Uma das discrepâncias que marcam o crescimento norte-americano é o desenvolvimento ideológico referente à política externa. Zahran apresenta duas vertentes ao tema: idealista, no qual se observa uma política de boa vizinhança; versus realista, ações não altruístas para o desenvolvimento nacional. O autor oferece uma alternativa à relação bipartida entre realismo e idealismo ao interpretar essa política externa através da tradição liberal dos Estados Unidos. Em entrevista à Editora, Geraldo Zahram fala sobre a dinâmica entre as duas visões e de que forma elas influenciam as práticas políticas norte-americanas.



» Qual a importância de estudar a política externa nos Estados Unidos? O que te motivou a escrever e pesquisar sobre a política externa nos Estados Unidos?

Geraldo Zahram: A motivação vem dos meus anos de graduação e de um certo fascínio pelos EUA. Um país de história tão curta, mas de enorme projeção. Uma colônia britânica que em 200, 250 anos se tornou a maior potência de que se tem registro na história da humanidade.
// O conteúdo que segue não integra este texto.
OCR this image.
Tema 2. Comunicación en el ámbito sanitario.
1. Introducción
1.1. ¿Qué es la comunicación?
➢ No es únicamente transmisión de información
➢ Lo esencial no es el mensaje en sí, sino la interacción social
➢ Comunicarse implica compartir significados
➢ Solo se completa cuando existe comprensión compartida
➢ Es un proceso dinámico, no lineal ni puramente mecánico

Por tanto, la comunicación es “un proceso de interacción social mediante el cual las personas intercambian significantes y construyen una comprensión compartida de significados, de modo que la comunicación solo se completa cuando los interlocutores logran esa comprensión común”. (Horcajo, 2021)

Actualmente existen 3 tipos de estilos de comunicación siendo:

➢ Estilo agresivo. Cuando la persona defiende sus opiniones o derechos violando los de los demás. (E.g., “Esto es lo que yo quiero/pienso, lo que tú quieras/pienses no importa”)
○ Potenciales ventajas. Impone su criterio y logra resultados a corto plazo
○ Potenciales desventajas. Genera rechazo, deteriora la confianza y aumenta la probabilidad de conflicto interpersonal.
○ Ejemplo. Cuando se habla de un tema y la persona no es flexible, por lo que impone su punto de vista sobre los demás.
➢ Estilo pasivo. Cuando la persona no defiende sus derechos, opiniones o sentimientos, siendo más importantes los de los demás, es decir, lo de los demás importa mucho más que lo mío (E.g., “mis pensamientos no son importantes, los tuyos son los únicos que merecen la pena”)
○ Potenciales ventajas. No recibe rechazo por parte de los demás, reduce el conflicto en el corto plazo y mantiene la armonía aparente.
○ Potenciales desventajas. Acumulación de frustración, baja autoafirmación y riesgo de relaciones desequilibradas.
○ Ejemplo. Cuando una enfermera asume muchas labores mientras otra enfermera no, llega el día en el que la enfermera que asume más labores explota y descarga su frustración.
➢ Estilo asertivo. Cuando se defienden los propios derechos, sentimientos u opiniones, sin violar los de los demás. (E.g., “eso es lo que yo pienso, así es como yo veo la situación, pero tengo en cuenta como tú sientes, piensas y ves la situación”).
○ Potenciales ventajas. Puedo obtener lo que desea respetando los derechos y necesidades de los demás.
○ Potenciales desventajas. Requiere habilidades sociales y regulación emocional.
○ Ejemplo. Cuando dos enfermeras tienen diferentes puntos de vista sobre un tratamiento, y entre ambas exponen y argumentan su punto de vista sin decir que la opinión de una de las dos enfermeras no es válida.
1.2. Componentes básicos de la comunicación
Este desejo de entender o processo histórico de desenvolvimento econômico e social dos EUA me levou a pesquisar mais sobre o país. Hoje em dia, a relevância dele é ainda maior.

Tivemos um período durante a segunda metade do século XX em que, praticamente, todas as ações políticas giravam em torno dos EUA, da URSS ou do confronto entre eles. Mesmo após o fim da Guerra Fria, a projeção dos Estados Unidos no sistema internacional ainda os mantêm hegemônicos na história mundial política e econômica.


» O subtítulo do livro é “um diálogo com interpretações realistas e idealistas”. O que são estas interpretações e como elas influenciam a política externa nos EUA?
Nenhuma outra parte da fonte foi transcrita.